天保のお蔭参り狂乱
どんな伝承か
幕藩体制の厳しい取締と窮迫した生活のなかで、天保元年から翌二年にかけてお蔭参りの狂乱が起こった。人々は貧富を問わず伊勢神宮へ向けて出発し、旅費のない者には宿泊も食費も一切が施された。村の取締を無視して若者が勝手に旅立ったので「抜参り」ともいわれ、大阪町奉行所は禁圧したが効果がなかった。この年は近年にない豊作で、桜塚村では六人、南刀根山村では五七人が伊勢神宮へ参拝した。抜参りに呼応して村民の集団踊りが村から村へ広がり、阿波から始まったというお蔭踊りが猛烈な勢いで広まった。四月十一日から五月にかけ、南刀根山村だけで他村からの踊りが一四回も来て、うち庄屋甚兵衛宅に押しかけたのは九回を数えた。
※伝承地の場所は必ずしも正確ではありません
出典の文献について
豊中市史 本編 第2巻(豊中市史・昭和中期(推定))
本書は豊中市史第2巻で、江戸後期から幕末にかけて豊嶋郡・川辺郡で発生した二つの大規模な民衆運動「お蔭参り」と「お札降り」を詳述している。

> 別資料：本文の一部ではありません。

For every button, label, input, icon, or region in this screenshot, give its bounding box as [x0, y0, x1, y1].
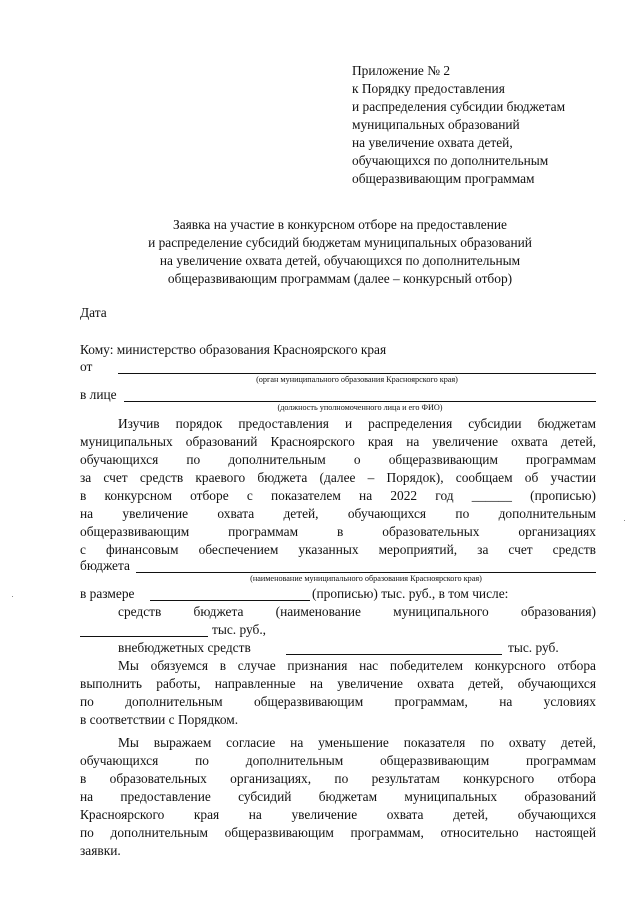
appendix-line: муниципальных образований [352, 117, 520, 132]
recipient-line: Кому: министерство образования Красноярского края [80, 342, 387, 357]
paragraph-line: по дополнительным общеразвивающим программам, на условиях [80, 694, 596, 709]
title-line: общеразвивающим программам (далее – конкурсный отбор) [167, 271, 513, 286]
from-field-line[interactable] [118, 373, 596, 374]
title-line: Заявка на участие в конкурсном отборе на предоставление [173, 217, 507, 232]
funds-tail: тыс. руб., [212, 622, 267, 637]
funds-field-line[interactable] [80, 636, 208, 637]
date-label: Дата [80, 305, 107, 320]
appendix-line: и распределения субсидии бюджетам [352, 99, 566, 114]
paragraph-line: с финансовым обеспечением указанных мероприятий, за счет средств [80, 542, 596, 557]
from-label: от [80, 359, 93, 374]
paragraph-line: в конкурсном отборе с показателем на 2022 год ______ (прописью) [80, 488, 596, 503]
title-line: на увеличение охвата детей, обучающихся по дополнительным [159, 253, 521, 268]
paragraph-line: Красноярского края на увеличение охвата детей, обучающихся [80, 807, 596, 822]
paragraph-line: заявки. [80, 843, 121, 858]
appendix-line: обучающихся по дополнительным [352, 153, 549, 168]
paragraph-line: Мы выражаем согласие на уменьшение показателя по охвату детей, [118, 735, 596, 750]
paragraph-line: обучающихся по дополнительным о общеразвивающим программам [80, 452, 596, 467]
paragraph-line: Изучив порядок предоставления и распределения субсидии бюджетам [118, 416, 596, 431]
appendix-line: на увеличение охвата детей, [352, 135, 513, 150]
extrabudget-tail: тыс. руб. [508, 640, 559, 655]
person-field-line[interactable] [124, 401, 596, 402]
paragraph-line: муниципальных образований Красноярского края на увеличение охвата детей, [80, 434, 596, 449]
paragraph-line: по дополнительным общеразвивающим программам, относительно настоящей [80, 825, 596, 840]
extrabudget-field-line[interactable] [286, 654, 502, 655]
paragraph-line: в соответствии с Порядком. [80, 712, 239, 727]
appendix-line: к Порядку предоставления [352, 81, 505, 96]
paragraph-line: Мы обязуемся в случае признания нас победителем конкурсного отбора [118, 658, 596, 673]
scan-speck [12, 596, 13, 597]
amount-tail: (прописью) тыс. руб., в том числе: [312, 586, 509, 601]
paragraph-line: в образовательных организациях, по результатам конкурсного отбора [80, 771, 596, 786]
title-line: и распределение субсидий бюджетам муниципальных образований [148, 235, 532, 250]
budget-hint: (наименование муниципального образования Красноярского края) [250, 574, 482, 583]
amount-label: в размере [80, 586, 135, 601]
scan-speck [624, 520, 625, 521]
extrabudget-label: внебюджетных средств [118, 640, 251, 655]
paragraph-line: выполнить работы, направленные на увеличение охвата детей, обучающихся [80, 676, 596, 691]
amount-field-line[interactable] [150, 600, 310, 601]
person-hint: (должность уполномоченного лица и его ФИО) [277, 403, 443, 412]
person-label: в лице [80, 387, 117, 402]
paragraph-line: общеразвивающим программам в образовательных организациях [80, 524, 596, 539]
appendix-line: общеразвивающим программам [352, 171, 535, 186]
appendix-line: Приложение № 2 [352, 63, 451, 78]
paragraph-line: обучающихся по дополнительным общеразвивающим программам [80, 753, 596, 768]
paragraph-line: на увеличение охвата детей, обучающихся по дополнительным [80, 506, 596, 521]
funds-line: средств бюджета (наименование муниципального образования) [118, 604, 596, 619]
paragraph-line: за счет средств краевого бюджета (далее – Порядок), сообщаем об участии [80, 470, 596, 485]
from-hint: (орган муниципального образования Красноярского края) [256, 375, 458, 384]
paragraph-line: на предоставление субсидий бюджетам муниципальных образований [80, 789, 596, 804]
budget-field-line[interactable] [136, 572, 596, 573]
budget-label: бюджета [80, 558, 130, 573]
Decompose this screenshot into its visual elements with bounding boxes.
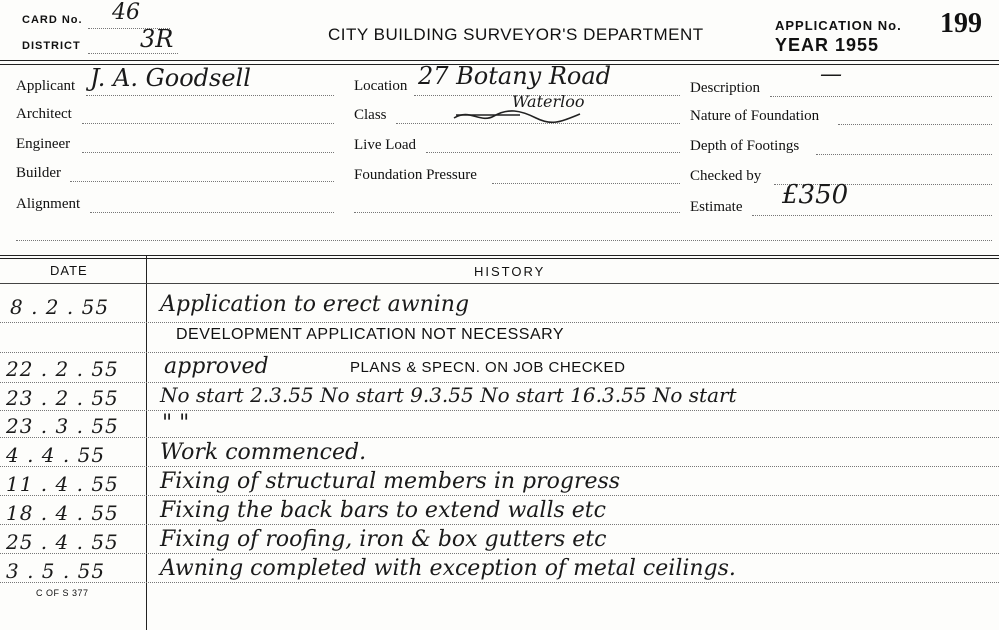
nature-of-foundation-label: Nature of Foundation — [690, 108, 820, 124]
district-value: 3R — [140, 25, 174, 53]
district-label: DISTRICT — [22, 40, 81, 52]
history-date: 23 . 2 . 55 — [6, 386, 119, 410]
location-label: Location — [354, 78, 408, 94]
foundation-pressure-line — [492, 183, 680, 184]
history-entry: Fixing of structural members in progress — [160, 469, 621, 494]
history-date: 18 . 4 . 55 — [6, 501, 119, 525]
class-label: Class — [354, 107, 387, 123]
history-entry: Work commenced. — [160, 440, 367, 465]
alignment-label: Alignment — [16, 196, 81, 212]
history-date: 25 . 4 . 55 — [6, 530, 119, 554]
history-date: 8 . 2 . 55 — [10, 295, 110, 319]
class-struck-entry — [450, 104, 590, 126]
row-line — [0, 352, 999, 353]
year-label: YEAR 1955 — [775, 35, 880, 55]
location-value: 27 Botany Road — [418, 62, 612, 90]
history-entry: No start 2.3.55 No start 9.3.55 No start 16.3.55 No start — [160, 383, 737, 407]
alignment-line — [90, 212, 334, 213]
location-suburb: Waterloo — [512, 92, 585, 111]
history-header: HISTORY — [474, 264, 546, 279]
top-rule-1 — [0, 60, 999, 61]
card-no-value: 46 — [112, 0, 140, 25]
row-line — [0, 524, 999, 525]
history-date: 3 . 5 . 55 — [6, 559, 106, 583]
description-label: Description — [690, 80, 760, 96]
row-line — [0, 553, 999, 554]
history-top-rule-2 — [0, 258, 999, 259]
history-stamp: PLANS & SPECN. ON JOB CHECKED — [350, 359, 626, 376]
builder-label: Builder — [16, 165, 61, 181]
row-line — [0, 495, 999, 496]
history-date: 4 . 4 . 55 — [6, 443, 106, 467]
card-no-label: CARD No. — [22, 14, 83, 26]
application-label: APPLICATION No. — [775, 18, 902, 33]
checked-by-label: Checked by — [690, 168, 762, 184]
nature-of-foundation-line — [838, 124, 992, 125]
row-line — [0, 410, 999, 411]
applicant-value: J. A. Goodsell — [90, 64, 251, 92]
form-code: C OF S 377 — [36, 588, 89, 598]
row-line — [0, 582, 999, 583]
estimate-line — [752, 215, 992, 216]
applicant-line — [86, 95, 334, 96]
row-line — [0, 466, 999, 467]
live-load-line — [426, 152, 680, 153]
history-entry: Fixing of roofing, iron & box gutters etc — [160, 527, 607, 552]
history-header-rule — [0, 283, 999, 284]
live-load-label: Live Load — [354, 137, 417, 153]
row-line — [0, 437, 999, 438]
estimate-value: £350 — [782, 180, 849, 210]
district-line — [88, 53, 178, 54]
depth-of-footings-line — [816, 154, 992, 155]
history-entry: Application to erect awning — [160, 292, 470, 317]
applicant-label: Applicant — [16, 78, 76, 94]
builder-line — [70, 181, 334, 182]
blank-line-col2 — [354, 212, 680, 213]
history-entry: approved — [164, 354, 269, 379]
architect-line — [82, 123, 334, 124]
history-entry: " " — [162, 411, 190, 436]
estimate-label: Estimate — [690, 199, 743, 215]
history-date: 11 . 4 . 55 — [6, 472, 119, 496]
history-date: 23 . 3 . 55 — [6, 414, 119, 438]
blank-line-full — [16, 240, 992, 241]
description-value: — — [820, 62, 842, 87]
architect-label: Architect — [16, 106, 72, 122]
history-top-rule-1 — [0, 255, 999, 256]
date-header: DATE — [50, 263, 88, 278]
application-number: 199 — [940, 8, 982, 39]
history-stamp: DEVELOPMENT APPLICATION NOT NECESSARY — [176, 326, 565, 343]
history-entry: Fixing the back bars to extend walls etc — [160, 498, 606, 523]
description-line — [770, 96, 992, 97]
date-column-divider — [146, 256, 147, 630]
depth-of-footings-label: Depth of Footings — [690, 138, 800, 154]
history-date: 22 . 2 . 55 — [6, 357, 119, 381]
foundation-pressure-label: Foundation Pressure — [354, 167, 477, 183]
engineer-label: Engineer — [16, 136, 71, 152]
row-line — [0, 322, 999, 323]
engineer-line — [82, 152, 334, 153]
history-entry: Awning completed with exception of metal ceilings. — [160, 556, 736, 581]
department-title: CITY BUILDING SURVEYOR'S DEPARTMENT — [328, 25, 704, 44]
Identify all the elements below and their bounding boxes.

天保期の伊勢神宮参拝ブームに伴う「お蔭踊り」の蔓延から、幕末の「ええじゃないか」運動まで、集団狂乱現象が社会秩序をいかに麻痺させたかを記録している。両事件とも豪商・庄屋に対する集団的な施しの強要という形態を取り、反幕派の政治的背景も指摘される。